Tips for Preventing ForeclosureIf you are worried about making your mortgage payment a couple of weeks later than usual, you should immediately let your loan servicer know. Make sure the servicer has documented the anticipated date you will be making the payment.
If you are unable to make your mortgage payment:
1. Don't ignore the problem.
The further behind you become, the harder it will be to bring your loan current and the more likely that you will lose your house.
2. Contact a Certified Housing Counselor.
Housing Counselors can help you understand the law and your options, organize your finances and represent you in negotiations with your lender, if you need this assistance. To find a Housing Counselor in your area, click on Housing Counselor Search.
3. Open and respond to all mail from your lender.
The first notice you receive will offer good information about foreclosure prevention/loss mitigation options that can help you have a positive outcome. Later mail may include important notice of pending legal action. Your failure to open the mail will not be an excuse later in the foreclosure process. Keep every piece of mail sent to you, so you can get it to your housing counselor.
4. Know your mortgage rights.
Find your loan documents and read them to try to get some idea as to what will happen if you are unable to make your house payments. You should consider contacting a Certified Housing Counselor, because you may have several options. Do not be afraid to ask what each mortgage loan document means. Your housing counselor will be able to explain what is in the loan documents, as well as explain Virginia's foreclosure laws and timeframes. Be sure to take these loan documents with you when you see your housing counselor. Make certain you understand everything explained to you.
5. Understand foreclosure prevention options.
Your Certified Housing Counselor has valuable information about foreclosure prevention (also called loss mitigation) options. Be sure you understand these options when they are explained to you by your Housing Counselor. If you do not understand it the first time, do not be afraid to ask to have it explained again. Many of the concepts are complex and difficult to understand.
6. Prioritize your spending.
After healthcare, keeping your house should be your first priority. Review your finances and see where you can cut spending in order to make your mortgage payment. Look for optional expenses--cable TV, memberships, entertainment--that you can eliminate. Delay payments on credit cards and other "unsecured" debt until you have paid your mortgage. Your Certified Housing Counselor will help you put together a spending plan. Initially, it will be a "crisis spending plan". Once you are able to get some cash together to start paying back your delinquent payments, you and your housing counselor will work together to development a more stable spending plan.
7. Use your assets.
Do you have a second car, jewelry, whole life insurance policy or other assets-that you can sell for cash that can be used to help reinstate your loan? Can anyone in your household get an extra job to bring in additional income? Even if these efforts don't significantly increase your available cash or your income, they demonstrate you are willing to make sacrifices to keep your home. Your housing counselor will give you more tips on how to tighten your spending.

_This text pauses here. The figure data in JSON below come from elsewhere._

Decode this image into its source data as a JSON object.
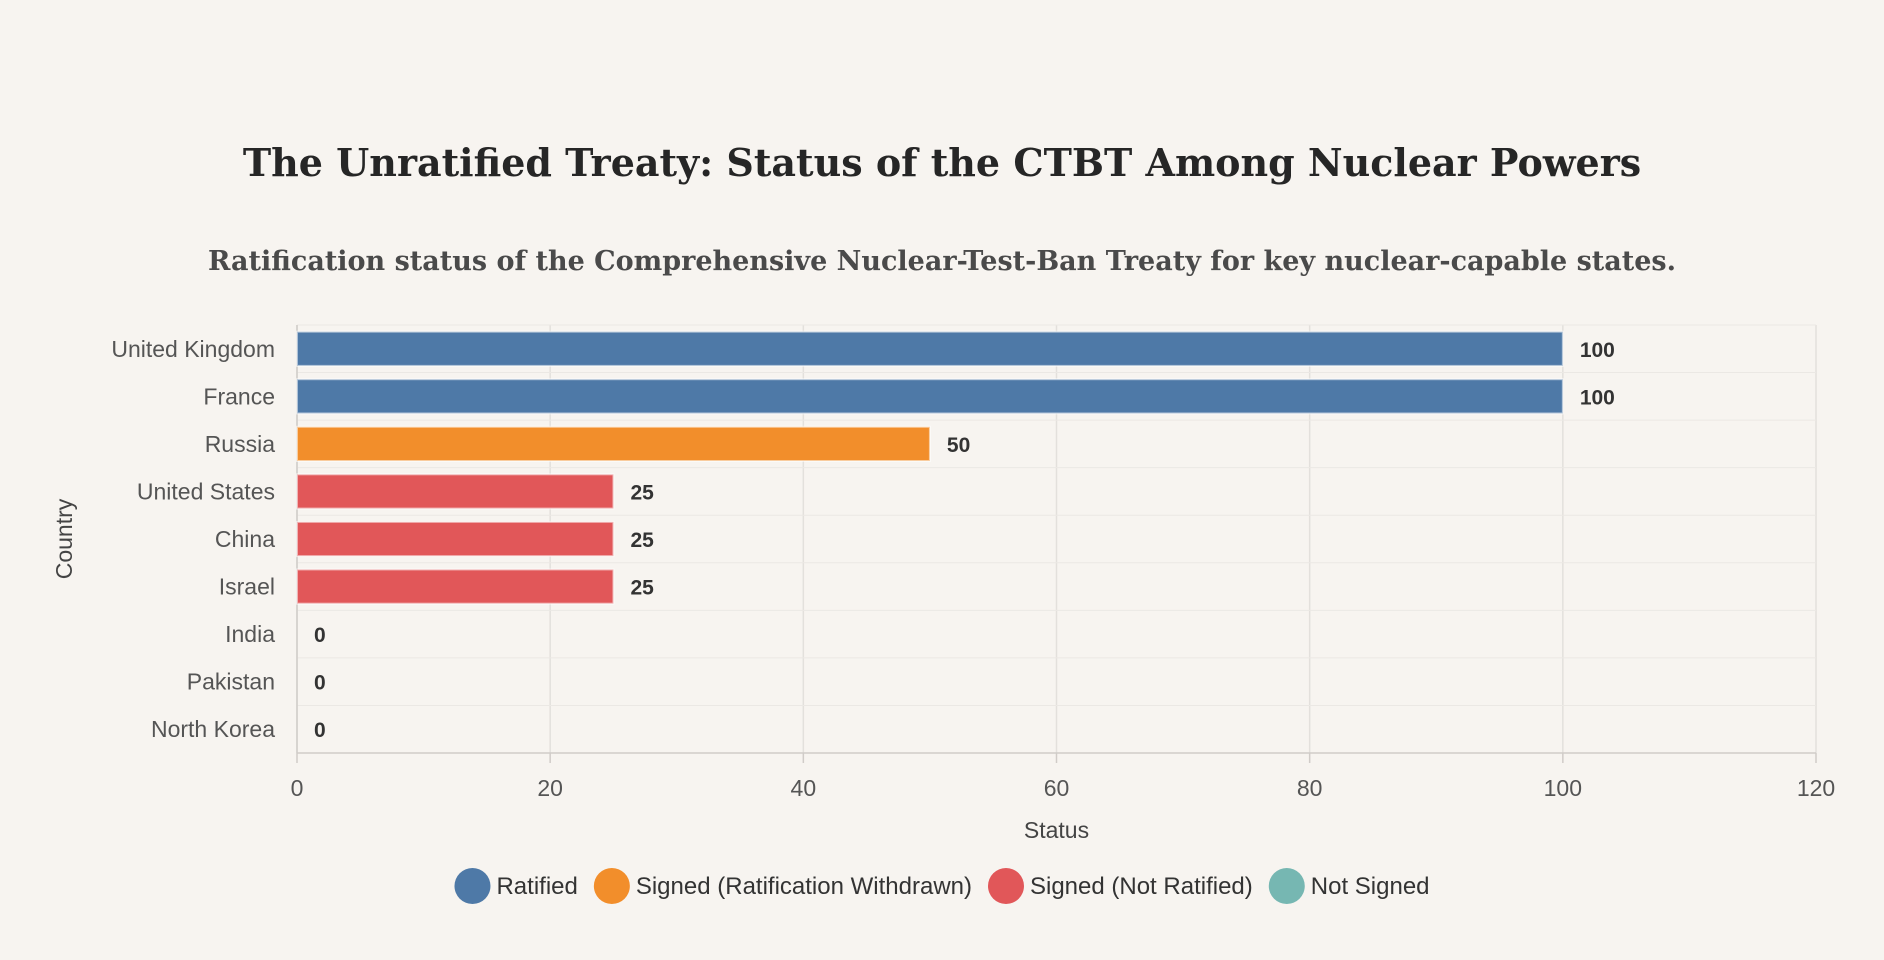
{
  "chart_data": {
    "type": "bar",
    "orientation": "horizontal",
    "title": "The Unratified Treaty: Status of the CTBT Among Nuclear Powers",
    "subtitle": "Ratification status of the Comprehensive Nuclear-Test-Ban Treaty for key nuclear-capable states.",
    "xlabel": "Status",
    "ylabel": "Country",
    "xlim": [
      0,
      120
    ],
    "xticks": [
      0,
      20,
      40,
      60,
      80,
      100,
      120
    ],
    "grid": true,
    "legend_position": "bottom",
    "categories": [
      "United Kingdom",
      "France",
      "Russia",
      "United States",
      "China",
      "Israel",
      "India",
      "Pakistan",
      "North Korea"
    ],
    "values": [
      100,
      100,
      50,
      25,
      25,
      25,
      0,
      0,
      0
    ],
    "status": [
      "Ratified",
      "Ratified",
      "Signed (Ratification Withdrawn)",
      "Signed (Not Ratified)",
      "Signed (Not Ratified)",
      "Signed (Not Ratified)",
      "Not Signed",
      "Not Signed",
      "Not Signed"
    ],
    "legend": [
      {
        "label": "Ratified",
        "color": "#4e79a7"
      },
      {
        "label": "Signed (Ratification Withdrawn)",
        "color": "#f28e2b"
      },
      {
        "label": "Signed (Not Ratified)",
        "color": "#e15759"
      },
      {
        "label": "Not Signed",
        "color": "#76b7b2"
      }
    ]
  }
}
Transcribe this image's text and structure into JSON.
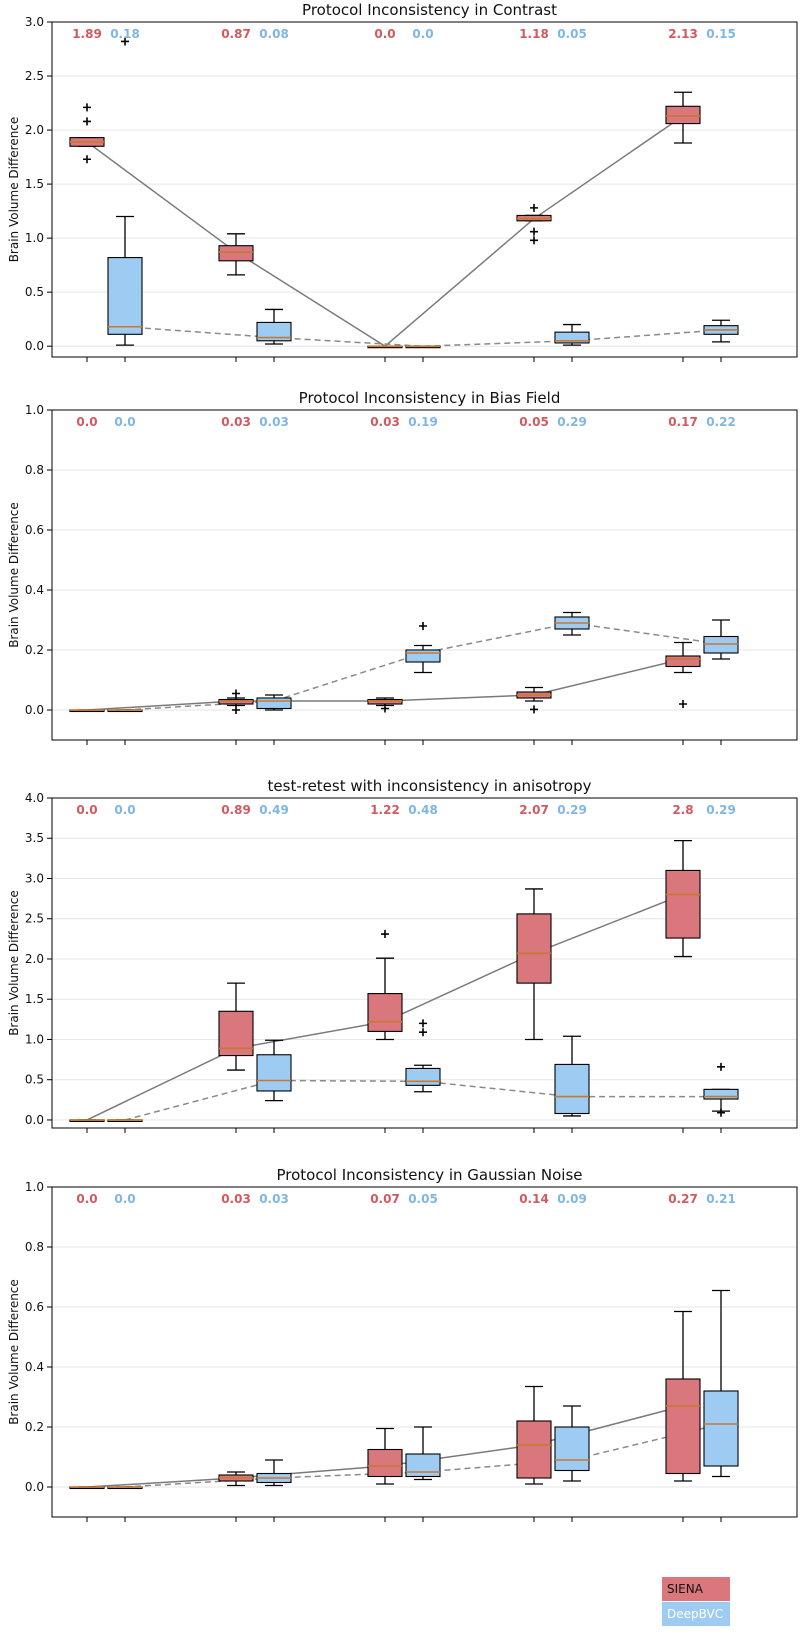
{
  "colors": {
    "siena_fill": "#d9777c",
    "deepbvc_fill": "#9ecbf2",
    "siena_text": "#d05a60",
    "deepbvc_text": "#7fb6e4",
    "median_line": "#c8782f",
    "siena_trend": "#7a7a7a",
    "deepbvc_trend": "#8a8a8a",
    "grid": "#e6e6e6"
  },
  "legend": [
    {
      "key": "siena",
      "label": "SIENA"
    },
    {
      "key": "deepbvc",
      "label": "DeepBVC"
    }
  ],
  "chart_data": [
    {
      "type": "box",
      "title": "Protocol Inconsistency in Contrast",
      "ylabel": "Brain Volume Difference",
      "ylim": [
        -0.1,
        3.0
      ],
      "yticks": [
        "0.0",
        "0.5",
        "1.0",
        "1.5",
        "2.0",
        "2.5",
        "3.0"
      ],
      "groups": 5,
      "series": [
        {
          "name": "SIENA",
          "key": "siena",
          "medians": [
            "1.89",
            "0.87",
            "0.0",
            "1.18",
            "2.13"
          ],
          "boxes": [
            {
              "median": 1.89,
              "q1": 1.85,
              "q3": 1.93,
              "wlo": 1.85,
              "whi": 1.93,
              "outliers": [
                2.21,
                2.08,
                1.73
              ]
            },
            {
              "median": 0.87,
              "q1": 0.79,
              "q3": 0.93,
              "wlo": 0.66,
              "whi": 1.04,
              "outliers": []
            },
            {
              "median": 0.0,
              "q1": 0.0,
              "q3": 0.0,
              "wlo": 0.0,
              "whi": 0.0,
              "outliers": []
            },
            {
              "median": 1.18,
              "q1": 1.16,
              "q3": 1.21,
              "wlo": 1.16,
              "whi": 1.21,
              "outliers": [
                1.28,
                1.06,
                0.98
              ]
            },
            {
              "median": 2.13,
              "q1": 2.06,
              "q3": 2.22,
              "wlo": 1.88,
              "whi": 2.35,
              "outliers": []
            }
          ]
        },
        {
          "name": "DeepBVC",
          "key": "deepbvc",
          "medians": [
            "0.18",
            "0.08",
            "0.0",
            "0.05",
            "0.15"
          ],
          "boxes": [
            {
              "median": 0.18,
              "q1": 0.11,
              "q3": 0.82,
              "wlo": 0.01,
              "whi": 1.2,
              "outliers": [
                2.82
              ]
            },
            {
              "median": 0.08,
              "q1": 0.05,
              "q3": 0.22,
              "wlo": 0.02,
              "whi": 0.34,
              "outliers": []
            },
            {
              "median": 0.0,
              "q1": 0.0,
              "q3": 0.0,
              "wlo": 0.0,
              "whi": 0.0,
              "outliers": []
            },
            {
              "median": 0.05,
              "q1": 0.03,
              "q3": 0.13,
              "wlo": 0.01,
              "whi": 0.2,
              "outliers": []
            },
            {
              "median": 0.15,
              "q1": 0.11,
              "q3": 0.19,
              "wlo": 0.04,
              "whi": 0.24,
              "outliers": []
            }
          ]
        }
      ]
    },
    {
      "type": "box",
      "title": "Protocol Inconsistency in Bias Field",
      "ylabel": "Brain Volume Difference",
      "ylim": [
        -0.1,
        1.0
      ],
      "yticks": [
        "0.0",
        "0.2",
        "0.4",
        "0.6",
        "0.8",
        "1.0"
      ],
      "groups": 5,
      "series": [
        {
          "name": "SIENA",
          "key": "siena",
          "medians": [
            "0.0",
            "0.03",
            "0.03",
            "0.05",
            "0.17"
          ],
          "boxes": [
            {
              "median": 0.0,
              "q1": 0.0,
              "q3": 0.0,
              "wlo": 0.0,
              "whi": 0.0,
              "outliers": []
            },
            {
              "median": 0.03,
              "q1": 0.02,
              "q3": 0.035,
              "wlo": 0.015,
              "whi": 0.04,
              "outliers": [
                0.055,
                0.0
              ]
            },
            {
              "median": 0.03,
              "q1": 0.02,
              "q3": 0.035,
              "wlo": 0.015,
              "whi": 0.04,
              "outliers": [
                0.005
              ]
            },
            {
              "median": 0.05,
              "q1": 0.04,
              "q3": 0.06,
              "wlo": 0.03,
              "whi": 0.075,
              "outliers": [
                0.002
              ]
            },
            {
              "median": 0.17,
              "q1": 0.145,
              "q3": 0.18,
              "wlo": 0.125,
              "whi": 0.225,
              "outliers": [
                0.02
              ]
            }
          ]
        },
        {
          "name": "DeepBVC",
          "key": "deepbvc",
          "medians": [
            "0.0",
            "0.03",
            "0.19",
            "0.29",
            "0.22"
          ],
          "boxes": [
            {
              "median": 0.0,
              "q1": 0.0,
              "q3": 0.0,
              "wlo": 0.0,
              "whi": 0.0,
              "outliers": []
            },
            {
              "median": 0.03,
              "q1": 0.005,
              "q3": 0.04,
              "wlo": 0.0,
              "whi": 0.05,
              "outliers": []
            },
            {
              "median": 0.19,
              "q1": 0.16,
              "q3": 0.2,
              "wlo": 0.125,
              "whi": 0.215,
              "outliers": [
                0.28
              ]
            },
            {
              "median": 0.29,
              "q1": 0.27,
              "q3": 0.31,
              "wlo": 0.25,
              "whi": 0.325,
              "outliers": []
            },
            {
              "median": 0.22,
              "q1": 0.19,
              "q3": 0.245,
              "wlo": 0.17,
              "whi": 0.3,
              "outliers": []
            }
          ]
        }
      ]
    },
    {
      "type": "box",
      "title": "test-retest with inconsistency in anisotropy",
      "ylabel": "Brain Volume Difference",
      "ylim": [
        -0.1,
        4.0
      ],
      "yticks": [
        "0.0",
        "0.5",
        "1.0",
        "1.5",
        "2.0",
        "2.5",
        "3.0",
        "3.5",
        "4.0"
      ],
      "groups": 5,
      "series": [
        {
          "name": "SIENA",
          "key": "siena",
          "medians": [
            "0.0",
            "0.89",
            "1.22",
            "2.07",
            "2.8"
          ],
          "boxes": [
            {
              "median": 0.0,
              "q1": 0.0,
              "q3": 0.0,
              "wlo": 0.0,
              "whi": 0.0,
              "outliers": []
            },
            {
              "median": 0.89,
              "q1": 0.8,
              "q3": 1.35,
              "wlo": 0.62,
              "whi": 1.7,
              "outliers": []
            },
            {
              "median": 1.22,
              "q1": 1.1,
              "q3": 1.57,
              "wlo": 1.0,
              "whi": 2.01,
              "outliers": [
                2.31
              ]
            },
            {
              "median": 2.07,
              "q1": 1.7,
              "q3": 2.56,
              "wlo": 1.0,
              "whi": 2.87,
              "outliers": []
            },
            {
              "median": 2.8,
              "q1": 2.26,
              "q3": 3.1,
              "wlo": 2.03,
              "whi": 3.47,
              "outliers": []
            }
          ]
        },
        {
          "name": "DeepBVC",
          "key": "deepbvc",
          "medians": [
            "0.0",
            "0.49",
            "0.48",
            "0.29",
            "0.29"
          ],
          "boxes": [
            {
              "median": 0.0,
              "q1": 0.0,
              "q3": 0.0,
              "wlo": 0.0,
              "whi": 0.0,
              "outliers": []
            },
            {
              "median": 0.49,
              "q1": 0.36,
              "q3": 0.81,
              "wlo": 0.24,
              "whi": 0.99,
              "outliers": []
            },
            {
              "median": 0.48,
              "q1": 0.43,
              "q3": 0.64,
              "wlo": 0.35,
              "whi": 0.68,
              "outliers": [
                1.2,
                1.09
              ]
            },
            {
              "median": 0.29,
              "q1": 0.08,
              "q3": 0.69,
              "wlo": 0.05,
              "whi": 1.04,
              "outliers": []
            },
            {
              "median": 0.29,
              "q1": 0.26,
              "q3": 0.38,
              "wlo": 0.11,
              "whi": 0.38,
              "outliers": [
                0.66,
                0.09
              ]
            }
          ]
        }
      ]
    },
    {
      "type": "box",
      "title": "Protocol Inconsistency in Gaussian Noise",
      "ylabel": "Brain Volume Difference",
      "ylim": [
        -0.1,
        1.0
      ],
      "yticks": [
        "0.0",
        "0.2",
        "0.4",
        "0.6",
        "0.8",
        "1.0"
      ],
      "groups": 5,
      "series": [
        {
          "name": "SIENA",
          "key": "siena",
          "medians": [
            "0.0",
            "0.03",
            "0.07",
            "0.14",
            "0.27"
          ],
          "boxes": [
            {
              "median": 0.0,
              "q1": 0.0,
              "q3": 0.0,
              "wlo": 0.0,
              "whi": 0.0,
              "outliers": []
            },
            {
              "median": 0.03,
              "q1": 0.02,
              "q3": 0.04,
              "wlo": 0.005,
              "whi": 0.05,
              "outliers": []
            },
            {
              "median": 0.07,
              "q1": 0.035,
              "q3": 0.125,
              "wlo": 0.01,
              "whi": 0.195,
              "outliers": []
            },
            {
              "median": 0.14,
              "q1": 0.03,
              "q3": 0.22,
              "wlo": 0.01,
              "whi": 0.335,
              "outliers": []
            },
            {
              "median": 0.27,
              "q1": 0.045,
              "q3": 0.36,
              "wlo": 0.02,
              "whi": 0.585,
              "outliers": []
            }
          ]
        },
        {
          "name": "DeepBVC",
          "key": "deepbvc",
          "medians": [
            "0.0",
            "0.03",
            "0.05",
            "0.09",
            "0.21"
          ],
          "boxes": [
            {
              "median": 0.0,
              "q1": 0.0,
              "q3": 0.0,
              "wlo": 0.0,
              "whi": 0.0,
              "outliers": []
            },
            {
              "median": 0.03,
              "q1": 0.015,
              "q3": 0.045,
              "wlo": 0.005,
              "whi": 0.09,
              "outliers": []
            },
            {
              "median": 0.05,
              "q1": 0.035,
              "q3": 0.11,
              "wlo": 0.025,
              "whi": 0.2,
              "outliers": []
            },
            {
              "median": 0.09,
              "q1": 0.055,
              "q3": 0.2,
              "wlo": 0.02,
              "whi": 0.27,
              "outliers": []
            },
            {
              "median": 0.21,
              "q1": 0.07,
              "q3": 0.32,
              "wlo": 0.035,
              "whi": 0.655,
              "outliers": []
            }
          ]
        }
      ]
    }
  ]
}
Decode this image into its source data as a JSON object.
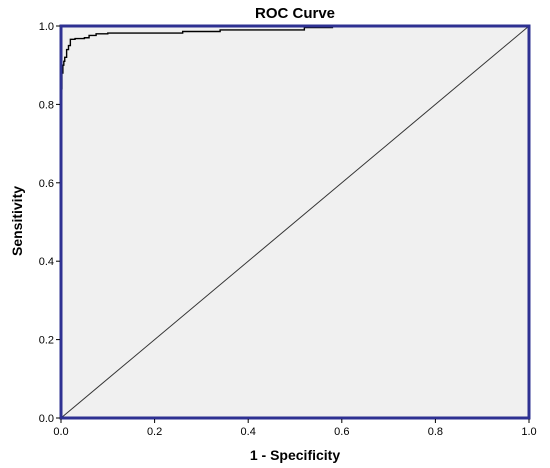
{
  "chart_data": {
    "type": "line",
    "title": "ROC Curve",
    "xlabel": "1 - Specificity",
    "ylabel": "Sensitivity",
    "xlim": [
      0,
      1
    ],
    "ylim": [
      0,
      1
    ],
    "x_ticks": [
      "0.0",
      "0.2",
      "0.4",
      "0.6",
      "0.8",
      "1.0"
    ],
    "y_ticks": [
      "0.0",
      "0.2",
      "0.4",
      "0.6",
      "0.8",
      "1.0"
    ],
    "grid": false,
    "legend": "none",
    "colors": {
      "frame": "#2e3192",
      "plot_bg": "#f0f0f0",
      "curve": "#000000",
      "reference": "#333333"
    },
    "series": [
      {
        "x": [
          0,
          0,
          0.002,
          0.002,
          0.004,
          0.004,
          0.006,
          0.006,
          0.008,
          0.008,
          0.012,
          0.012,
          0.016,
          0.016,
          0.02,
          0.02,
          0.03,
          0.03,
          0.05,
          0.05,
          0.06,
          0.06,
          0.075,
          0.075,
          0.1,
          0.1,
          0.26,
          0.26,
          0.34,
          0.34,
          0.52,
          0.52,
          0.58,
          0.58,
          1.0
        ],
        "y": [
          0,
          0.84,
          0.84,
          0.88,
          0.88,
          0.9,
          0.9,
          0.91,
          0.91,
          0.92,
          0.92,
          0.94,
          0.94,
          0.95,
          0.95,
          0.966,
          0.966,
          0.968,
          0.968,
          0.97,
          0.97,
          0.976,
          0.976,
          0.98,
          0.98,
          0.982,
          0.982,
          0.986,
          0.986,
          0.99,
          0.99,
          0.996,
          0.996,
          1.0,
          1.0
        ]
      },
      {
        "x": [
          0,
          1
        ],
        "y": [
          0,
          1
        ]
      }
    ]
  }
}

8. Avoid foreclosure prevention companies.
You don't need to pay fees for foreclosure prevention help. Instead,-use that money to pay your mortgage. Many for-profit companies will contact you, promising to negotiate with your lender. While these may be legitimate businesses, they will charge you a hefty fee (often two or three month's mortgage payment) for information and services provided free by your Certified Housing Counselor.
9. Don't lose your house to foreclosure recovery scams!
If any firm claims they can stop your foreclosure immediately if you sign a document appointing them to act on your behalf, don't do it. You may well be signing over the title to your property and becoming a renter in your own home! Never sign a legal document without reading and understanding all the terms. If there is any doubt at all, get assistance from a Certified Housing Counselor.
10. Don't ignore the problem.
The longer you wait to get help, the harder it will be for a Certified housing counselor to assist you. Losing your home may be the price you pay for thinking something will come along to fix everything. Action is what will make that happen.